Au début de la deuxième entrevue, plus tendue, entre les deux hommes, Porphyre Petrovitch cligne encore de l’œil avec « une expression de gaieté et de ruse », avant d’éclater d’un « long rire nerveux ». C’est au cours de cette entrevue qu’il développe son image du papillon :
N’avez-vous jamais vu un papillon devant une bougie ? Eh bien, lui, il tournera sans cesse autour de moi comme cet insecte autour de la flamme ! La liberté n’aura plus de charme pour lui ; il deviendra de plus en plus inquiet ; il s’empêtrera de plus en plus, il sera gagné par une épouvante mortelle.
L’aspect papillotant de Porphyre Petrovitch se transfère curieusement sur l’homme qu’il traque, contribuant à transformer Raskolnikov en un papillon fasciné, prêt à se jeter dans la flamme. Et le juge tentateur, à la troisième entrevue, clignera encore de l’œil avant d’accuser directement Raskolnikov et de lui conseiller de se dénoncer.
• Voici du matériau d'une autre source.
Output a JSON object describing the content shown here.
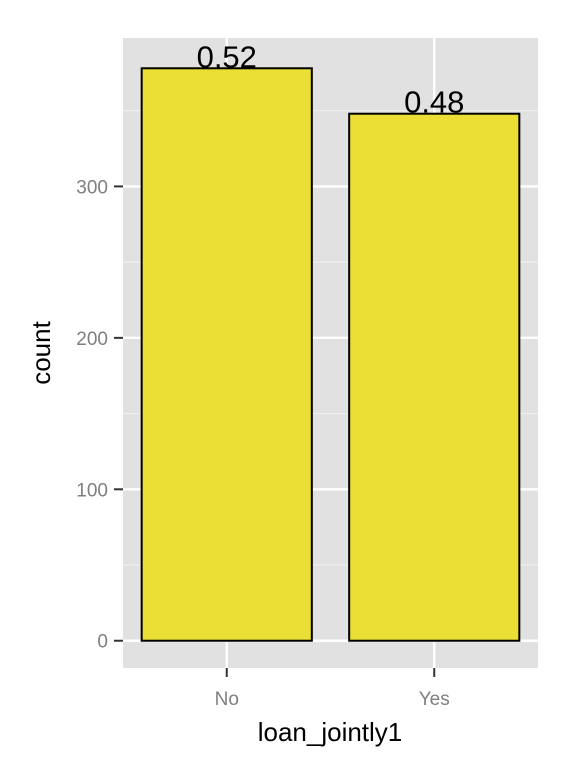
{
  "chart_data": {
    "type": "bar",
    "categories": [
      "No",
      "Yes"
    ],
    "values": [
      378,
      348
    ],
    "bar_labels": [
      "0.52",
      "0.48"
    ],
    "xlabel": "loan_jointly1",
    "ylabel": "count",
    "ylim": [
      -18,
      398
    ],
    "yticks": [
      0,
      100,
      200,
      300
    ],
    "ytick_labels": [
      "0",
      "100",
      "200",
      "300"
    ],
    "grid": true,
    "colors": {
      "bar_fill": "#ebdf35",
      "bar_stroke": "#000000",
      "panel_bg": "#e1e1e1",
      "grid_major": "#ffffff",
      "grid_minor": "#efefef",
      "tick_label": "#7f7f7f"
    }
  }
}
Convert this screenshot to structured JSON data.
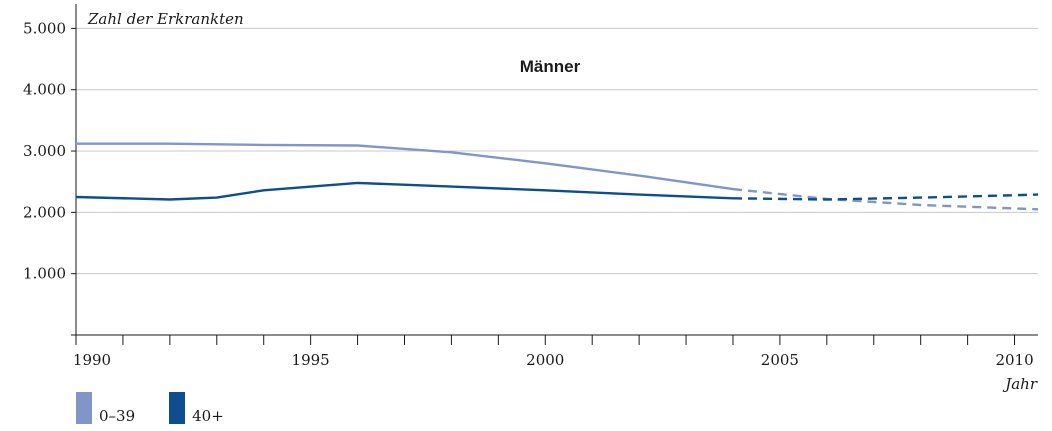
{
  "chart_data": {
    "type": "line",
    "title": "Männer",
    "ylabel": "Zahl der Erkrankten",
    "xlabel": "Jahr",
    "xlim": [
      1990,
      2010.5
    ],
    "ylim": [
      0,
      5300
    ],
    "y_ticks": [
      1000,
      2000,
      3000,
      4000,
      5000
    ],
    "y_tick_labels": [
      "1.000",
      "2.000",
      "3.000",
      "4.000",
      "5.000"
    ],
    "x_ticks": [
      1990,
      1991,
      1992,
      1993,
      1994,
      1995,
      1996,
      1997,
      1998,
      1999,
      2000,
      2001,
      2002,
      2003,
      2004,
      2005,
      2006,
      2007,
      2008,
      2009,
      2010
    ],
    "x_tick_labels": [
      {
        "value": 1990,
        "label": "1990"
      },
      {
        "value": 1995,
        "label": "1995"
      },
      {
        "value": 2000,
        "label": "2000"
      },
      {
        "value": 2005,
        "label": "2005"
      },
      {
        "value": 2010,
        "label": "2010"
      }
    ],
    "grid": true,
    "legend_position": "bottom-left",
    "series": [
      {
        "name": "0–39",
        "color": "#8196c8",
        "actual": {
          "x": [
            1990,
            1992,
            1994,
            1996,
            1998,
            2000,
            2002,
            2004
          ],
          "y": [
            3120,
            3120,
            3100,
            3090,
            2980,
            2800,
            2600,
            2380
          ]
        },
        "projection": {
          "x": [
            2004,
            2006,
            2008,
            2010.5
          ],
          "y": [
            2380,
            2220,
            2120,
            2050
          ]
        }
      },
      {
        "name": "40+",
        "color": "#0e4e8e",
        "actual": {
          "x": [
            1990,
            1992,
            1993,
            1994,
            1996,
            1998,
            2000,
            2002,
            2004
          ],
          "y": [
            2250,
            2210,
            2240,
            2360,
            2480,
            2420,
            2360,
            2290,
            2230
          ]
        },
        "projection": {
          "x": [
            2004,
            2006,
            2008,
            2010.5
          ],
          "y": [
            2230,
            2210,
            2240,
            2290
          ]
        }
      }
    ]
  }
}
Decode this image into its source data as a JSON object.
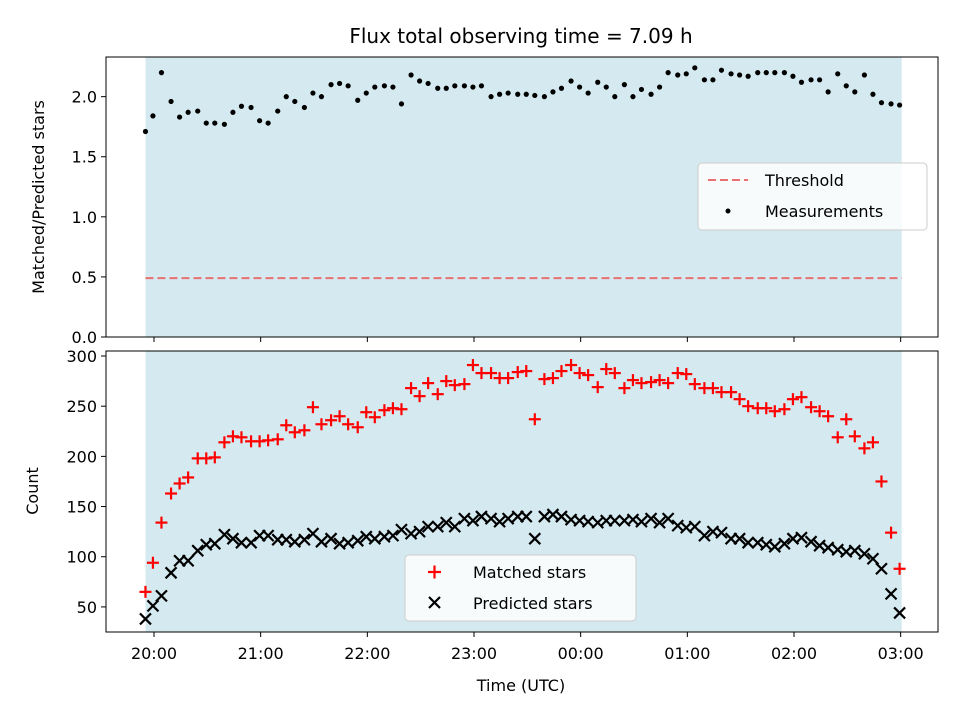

Le clin d’œil de Porphyre Pétrovitch est un signal intermittent et confus pour le meurtrier, un interrupteur qui allume un projecteur en lui, un instrument de fascination qui le pousse malgré lui aux aveux, et un signe de connivence souterraine entre les deux adversaires dont l’un, avec ses cils blancs, est comme l’albinos de l’autre. Ces clins d’oeil ambivalents et inquiétants qui sont comme des clignotements du destin participent de la force fantastique des romans de Dostoïevski.